Carpione d’allevamento: salvaguardia della specie o business?

LAGO DI GARDA - “Un Carpione allevato con mangimi, come una trota, ha il gusto di un Carpione selvaggio che popola da migliaia di anni il Garda? Lo chiede un lettore. Ecco la sua lettera.

Ci scrive un lettore, dopo la pubblicazione del post in cui davamo voce a Garda Trentino Spa, che annunciava: “Presto il carpione sulle tavole gardesane” (leggi qui).

Ecco la lettera.

«Dall’Agriturismo del Gusto (locale di mia proprietà) a “Garda con Gusto – Gourmet Experience”. Dobbiamo solo intenderci sulla termine “gusto” e capire se un Carpione allevato con mangimi come una trota sia uguale al gusto di un Carpione selvaggio che popola da migliaia di anni il Garda.

Ovviamente la spiegazione scientifica è a portata di “gusto” di tutti i lettori, basta vedere quanto costa un semplice branzino di allevamento e un branzino pescato in mare e quindi selvaggio. Provate a cucinare entrambi e giudicate!

Anche una seria analisi degli Omega 3 sarebbe in grado di mostrarci le differenze tra le proprietà salutari naturali e le “proprietà” aggiunte in allevamento, con mangimi e antibiotici.

Anche da un punto di vista economico si fa presto a capire la differenza di “valore” tra le due qualità: i nostri amici trentini lo sanno bene ed i professionisti di marketing “fremono”. Una semplice trota è venduta a 4 euro, un Carpione, grazie al nome e agli forzi di marketing, può essere venduto per 5 volte il prezzo della trota. I manager della società privata anche in questo caso “fremono”.

Dalla nascita della società Astro per l’allevamento del Carpione con il relativo “brevetto” alla inevitabile pubblicità con passerella di chef stellati usati per certificarne il “gusto”, la favola del Carpione si ripresenta in chiave moderna. La leggenda su questo pesce ci racconta che tre pescatori furono trasformati in pesci, castigati dal Dio Saturno che sentenziò: “Nemici degli Dei, vi sarà dato ciò che volete, l’oro: nell’imo fondo, qua giù, mangerete l’oro di cui siete ingordi nelle scure profondità degli abissi”. L’avidità oggi si chiama mercato ed il dio denaro non ha mai smesso di abbagliare l’uomo.

In ogni caso, sia i manager che gli esperti di marketing sbagliano. Oggi la velocità delle informazioni e i giudizi degli utenti collegati in rete è più potente degli sforzi di marketing. La qualità, l’autenticità e l’unicità di un prodotto vale molto di più strategicamente di un prodotto artificiale.

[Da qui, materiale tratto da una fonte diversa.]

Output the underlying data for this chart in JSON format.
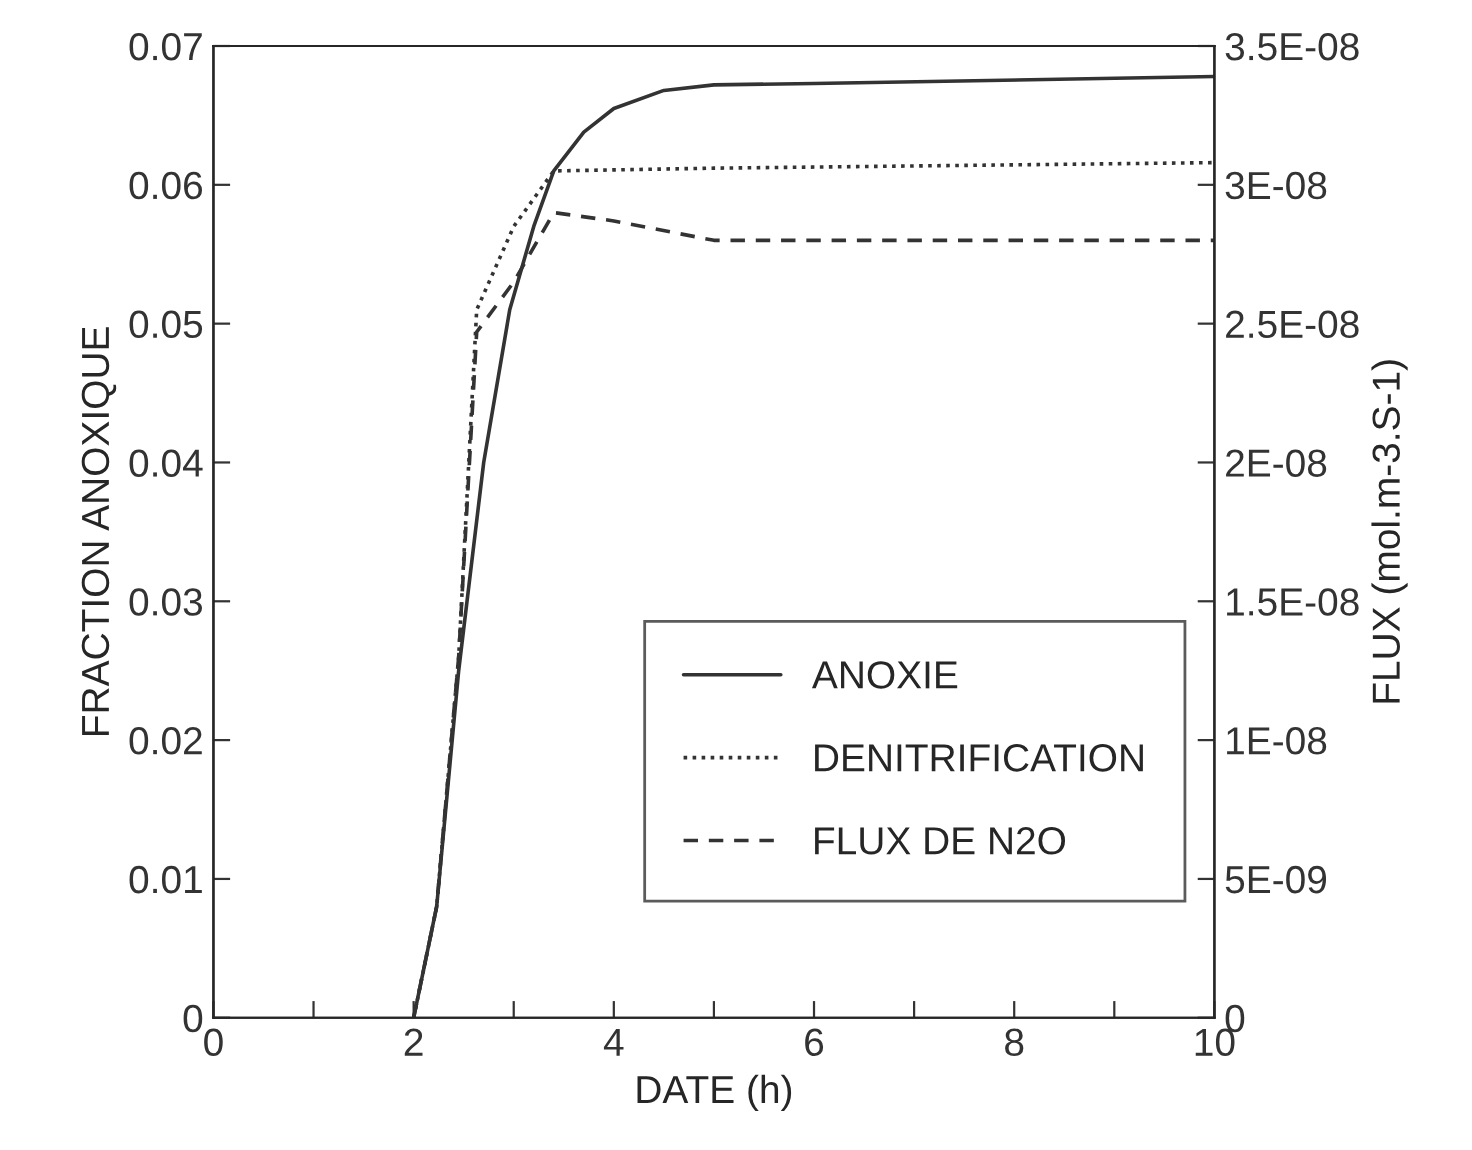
{
  "chart_data": {
    "type": "line",
    "xlabel": "DATE (h)",
    "ylabel": "FRACTION ANOXIQUE",
    "y2label": "FLUX (mol.m-3.S-1)",
    "xlim": [
      0,
      10
    ],
    "xticks": [
      0,
      {
        "value": 1,
        "label": null
      },
      2,
      {
        "value": 3,
        "label": null
      },
      4,
      {
        "value": 5,
        "label": null
      },
      6,
      {
        "value": 7,
        "label": null
      },
      8,
      {
        "value": 9,
        "label": null
      },
      10
    ],
    "ylim": [
      0,
      0.07
    ],
    "yticks": [
      0,
      0.01,
      0.02,
      0.03,
      0.04,
      0.05,
      0.06,
      0.07
    ],
    "y2lim": [
      0,
      3.5e-08
    ],
    "y2ticks": [
      {
        "value": 0,
        "label": "0"
      },
      {
        "value": 5e-09,
        "label": "5E-09"
      },
      {
        "value": 1e-08,
        "label": "1E-08"
      },
      {
        "value": 1.5e-08,
        "label": "1.5E-08"
      },
      {
        "value": 2e-08,
        "label": "2E-08"
      },
      {
        "value": 2.5e-08,
        "label": "2.5E-08"
      },
      {
        "value": 3e-08,
        "label": "3E-08"
      },
      {
        "value": 3.5e-08,
        "label": "3.5E-08"
      }
    ],
    "legend": "bottom right",
    "grid": false,
    "series": [
      {
        "name": "ANOXIE",
        "color": "#333333",
        "line_style": "solid",
        "x": [
          2,
          2.23,
          2.45,
          2.7,
          2.96,
          3.2,
          3.4,
          3.7,
          4.0,
          4.5,
          5,
          6,
          10
        ],
        "values": [
          0,
          0.008,
          0.025,
          0.04,
          0.051,
          0.057,
          0.061,
          0.0638,
          0.0655,
          0.0668,
          0.0672,
          0.0673,
          0.0678
        ]
      },
      {
        "name": "DENITRIFICATION",
        "color": "#333333",
        "line_style": "dotted",
        "axis": "y2",
        "x": [
          2,
          2.23,
          2.45,
          2.63,
          3.0,
          3.4,
          5,
          10
        ],
        "values": [
          0,
          4e-09,
          1.3e-08,
          2.55e-08,
          2.85e-08,
          3.05e-08,
          3.06e-08,
          3.08e-08
        ]
      },
      {
        "name": "FLUX DE N2O",
        "color": "#333333",
        "line_style": "dashed",
        "axis": "y2",
        "x": [
          2,
          2.23,
          2.45,
          2.63,
          3.0,
          3.4,
          4,
          5,
          6,
          10
        ],
        "values": [
          0,
          4e-09,
          1.3e-08,
          2.47e-08,
          2.65e-08,
          2.9e-08,
          2.87e-08,
          2.8e-08,
          2.8e-08,
          2.8e-08
        ]
      }
    ]
  }
}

È comprensibile che una società privata miri a massimizzare i propri profitti e diverte lo spettacolo pubblicitario messo in scena sul Carpione sponsorizzando e “usando attori” dell’alta cucina. Lo spettacolo mantiene sempre la sua ambiguità, e la sua dualità.

Un cuoco professionale trae la sua autenticità e professionalità da un percorso culturale, dal fondersi di esperienze, culture e materie prime, fatto di amore per la natura, di ricerca di prodotti unici, del riconoscimento, della valorizzazione e dell’autenticità di materie prime non annacquate dalla grande distribuzione.

Dovrebbe a mio avviso essere bene ancorato alla realtà, che è quella che conosciamo tutti, che è la differenza tra un prodotto allevato da un prodotto naturale, che è la differenza di posizione tra chi aspira esclusivamente all’interesse privato e chi difende il Carpione dalle strumentalizzazioni sia private che istituzionali che rischiano di disintegrare le possibilità di salvare veramente questo gioiello unico al mondo per avidità e incompetenza».